# Where to take pictures of the Golden Gate Bridge?



## LawrenceChiu (Apr 26, 2012)

Yes, I know it's at San Francisco. 
But where's a certain location or angle to take the picture of the golden gate bridge?
Is it better to take a picture from SF or from the other side of the bridge?
The higher the location, the better.
I want to capture something that is magnificent. 
It's a 6 month project and I want to capture the bridge from day to sunset to night, spring to winter, sunny to rain, full moon, etc. 
Any suggestions?


----------



## Trever1t (Apr 26, 2012)

Very common place is in the parking lot on the south side just before the bridge. From there you can walk around as much as you like. Unless you're on a bike, bring lot's of $ for the meters


----------



## Bynx (May 1, 2012)

Here are a couple of pages from a great book The 50 Greatest Photo Opportunities in San Francisco by Matthew Bamberg. The posting is not copyright infringement. Its for editorial purposes and advertises the book. If you plan to visit San Francisco I highly recommend this one. It covers the city very well as shown by these example pages of the Golden Gate Bridge. I dont know the author and dont receive any compensation for recommending this book. I just have it and found it very useful.

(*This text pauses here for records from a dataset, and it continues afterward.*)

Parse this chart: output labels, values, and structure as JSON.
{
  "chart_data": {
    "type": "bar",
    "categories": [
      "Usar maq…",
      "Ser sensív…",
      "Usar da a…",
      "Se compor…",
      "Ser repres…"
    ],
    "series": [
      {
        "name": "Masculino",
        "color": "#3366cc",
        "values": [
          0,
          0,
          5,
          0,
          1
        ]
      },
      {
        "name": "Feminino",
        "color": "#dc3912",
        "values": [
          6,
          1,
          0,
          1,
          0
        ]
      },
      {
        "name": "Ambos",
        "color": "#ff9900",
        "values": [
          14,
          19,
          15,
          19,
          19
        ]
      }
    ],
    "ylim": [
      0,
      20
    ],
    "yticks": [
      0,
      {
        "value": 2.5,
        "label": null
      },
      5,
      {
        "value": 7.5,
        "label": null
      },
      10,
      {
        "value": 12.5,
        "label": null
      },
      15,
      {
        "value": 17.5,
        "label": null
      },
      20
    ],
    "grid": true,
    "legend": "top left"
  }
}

The 50 Greatest Photo Opportunities in San Francisco 

TPF's FAQ's supercede federal copyright law. 'Fair Use' is not, and cannot be precisely defined, and the US Copyright office notes Fair Use can often only be decided in Federal Court.


----------



## TheHobbyist (May 1, 2012)

You can get a great view from the parking lot on the north side of the bridge, there is also another view from the north side that is from a hillside south west of the bridge. The would be the place that I suggest you scout.


----------



## Trever1t (May 1, 2012)

There's a walk way on the North side that leads UNDER the bridge....that's a view few ever see and might be worth investigating


----------



## Tee (May 1, 2012)

The place you want is called Marin Highlands on the north side (Sausalito). I've spent many nights there. It's easy to get there and there's parking BUT don't show up 30 minutes before sunset expecting a spot. You need to go 2 hours before.   And you won't be alone. There will be 50 other guys lined up with tripods. Still, it's my favorite spot and you'll shoot the bull with like minded peeps.


----------